That goes back to the late 30's when SW broadcasting went above the 25, 22,
and 19M bands and were still using older design tubes.
The actual circuit was to tap the coil that was computed at a convenient
point at dead center or less. A center tap resulted in a 4X increase in the
Tune C while taps at lesser turns had less of an effect.
For a ham amp the tap to allow full 10M tuning also affects lower bands and
is a wash by 20M. My first use of this was in the 70's to enable 4 GG 813's
to cover 160-10 which they did quite well at 3000V.
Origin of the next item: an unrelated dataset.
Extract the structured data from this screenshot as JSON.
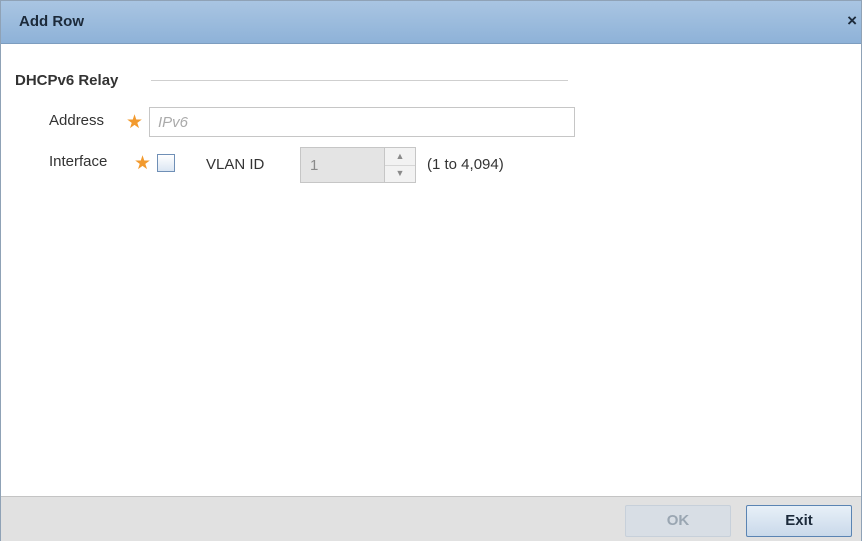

A pair of 803's were also used at about 1200W out 80-20 also at 3000V the
same way.
More recently a Clipperton L was converted to 6M.where they were happy at
1200-1300W.
Carl
----- Original Message -----
From: "Bill Turner" <dezrat@outlook.com>
To: "Amps group" <amps@contesting.com>
Sent: Saturday, September 09, 2017 1:08 PM
Subject: Re: [Amps] Plate coupling capacitor value
------------ ORIGINAL MESSAGE ------------(may be snipped)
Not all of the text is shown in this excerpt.